目的はディアドラ王女の保護と、もう手遅れかもしれないがサンディマをはじめとするロプトの魔道士への警戒を促す為だ。
クロード神父の発案で、ヴェルダンに於けるエッダ教の布教や、個人レベルで開設している礼拝所への激励、国王との謁見が叶えばジェノアやマーファなどの集落への教会開設の許可願いと言う名目を立てて行うことになっている。
グランベル王宮に対してはブラギの塔へ巡礼した際に、神から啓示を受けたのでこの訪問を行うという理由の書状をエーディンさん、シルヴィア、ブリギッドに託し、バーハラへ先に戻ってもらった。
その護衛はレイミアと随伴する傭兵達に任せたので問題無いだろう。
彼女らと一時の別れは寂しくもあったが、ヴェルダン人の民度を考えると、美しい彼女らを帯同していればトラブルの種となるのは火を見るより明らかだからだ。
シルヴィアの説得には骨が折れたが、あのときよりはずっと聞き分けが良く、彼女もどんどん大人になっていると思う。
俺なんかが自分と比べたり評価するのも彼女に失礼かも知れないけれど。



 レイミアと彼女の部下達は護衛の任務が終わったあとはそのままグランベルに留まり、しばらくはユングヴィ姉妹のやっかいになったあと、俺とクロード神父が目的を終えて帰国したらまるごと俺の私兵となる予定だ。
 まぁ、俺の士官学校卒業までは外面上彼らにはクロード神父やエッダ領や教会の警備をやってもらう予定ではあるのだが。
 それは今、一緒に船に乗っているヴォルツやベオウルフ、それに随伴する傭兵達も同じだ。
 スポンサーはクロード神父のエッダ家が引き受けてくれる運びとなっている。
 それと言うのもダーナに潜伏し、757年に起こる事件を未然に防ごうという計画を皆で相談し、立てたからだ。
 ただ、レイミアの傭兵隊全てを雇えた訳ではなく、マディノに残留して今まで通りの海運業や海上警備の仕事を希望する者達も少なくなく、そういう者達の為にジャコバンをマディノに残しまとめ役になってもらった。
 原作ではダーナは何の備えもしていなかった為に一夜で陥落したと言われている。
 それならば俺達で城門や要所を守り抜き、義勇兵でも城内で募って抵抗を続ければ、ろくな補給も望めない砂漠だけに追い返すことも出来るだろうというのが基本方針だ。
 現地に着いたら現場の状況に合ったまた違う案も出て来るであろうし、籠城を続けていれば部下の不始末ををつけにマナナン王が乗り込んできて解決が成る可能性だってある……もっとも、そのままマナナン王というかイザーク軍がダーナを陥し、俺たちもしくは別の組織の仕業と仕立てあげることだってあるのかも知れないから、マナナン王の人格面への過剰な期待は避けておくのが良いかも知れないが……

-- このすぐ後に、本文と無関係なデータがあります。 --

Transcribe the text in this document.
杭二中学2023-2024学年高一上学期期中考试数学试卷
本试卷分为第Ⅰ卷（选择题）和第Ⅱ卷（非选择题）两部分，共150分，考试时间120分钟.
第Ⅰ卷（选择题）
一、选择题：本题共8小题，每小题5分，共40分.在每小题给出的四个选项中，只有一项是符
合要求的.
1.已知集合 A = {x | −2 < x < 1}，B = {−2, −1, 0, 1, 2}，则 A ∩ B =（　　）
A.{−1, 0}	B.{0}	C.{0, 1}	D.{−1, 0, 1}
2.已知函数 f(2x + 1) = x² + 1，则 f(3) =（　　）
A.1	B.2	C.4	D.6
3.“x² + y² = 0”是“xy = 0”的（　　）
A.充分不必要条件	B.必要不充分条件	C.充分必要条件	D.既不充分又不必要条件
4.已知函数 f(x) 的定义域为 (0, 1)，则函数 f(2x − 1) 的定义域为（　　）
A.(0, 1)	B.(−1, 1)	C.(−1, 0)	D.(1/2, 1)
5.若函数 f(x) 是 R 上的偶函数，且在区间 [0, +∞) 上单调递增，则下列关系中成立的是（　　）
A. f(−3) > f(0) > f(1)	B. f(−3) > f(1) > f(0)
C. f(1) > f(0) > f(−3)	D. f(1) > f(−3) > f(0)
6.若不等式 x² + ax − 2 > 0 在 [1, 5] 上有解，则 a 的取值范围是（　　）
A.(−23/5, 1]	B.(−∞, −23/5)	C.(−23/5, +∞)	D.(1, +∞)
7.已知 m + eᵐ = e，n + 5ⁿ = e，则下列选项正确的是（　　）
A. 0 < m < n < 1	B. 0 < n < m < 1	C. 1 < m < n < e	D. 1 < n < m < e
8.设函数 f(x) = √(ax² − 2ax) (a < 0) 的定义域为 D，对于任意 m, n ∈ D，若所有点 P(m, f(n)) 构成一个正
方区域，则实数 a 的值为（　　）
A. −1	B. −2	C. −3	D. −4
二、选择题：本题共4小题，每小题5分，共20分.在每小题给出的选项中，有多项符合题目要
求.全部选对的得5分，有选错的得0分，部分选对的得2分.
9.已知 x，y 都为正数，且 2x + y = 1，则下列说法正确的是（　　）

 アグストリア西方の海岸線を行く手に見ながら航海は続き、旅程の半ばあたりからは俺もだいぶ船酔いに慣れて苦しみもやわらいできた。
 最初は陸路を提案されたが所要時間がかかりすぎるのと、それにもしイムカ王が想定より早く亡くなればシャガールのことだ、旅人にどんな嫌がらせをしてくるのか予想もつかないので海路のほうが安全だろうから俺一人の我慢で良いということで海路を選択した。
 船も乗組員もブリギッドのもので、旅程の最後にはユングヴィ南の港へと入港予定だ。
 いずれ彼女が海軍でも作るつもりなら、その中核メンバーになるのではないだろうか。
 最初は船長であるブリギッド無しでの航海に難色を乗組員に示されたが

 「お前らがおしめの取れない赤ん坊ならまだしも、任せられる力量があるから任せるんだよ!これ以上言わせるな恥ずかしい!」
 ブリギッドがこんなふうに一喝したところ、彼らは機嫌良く全面的に協力してくれている。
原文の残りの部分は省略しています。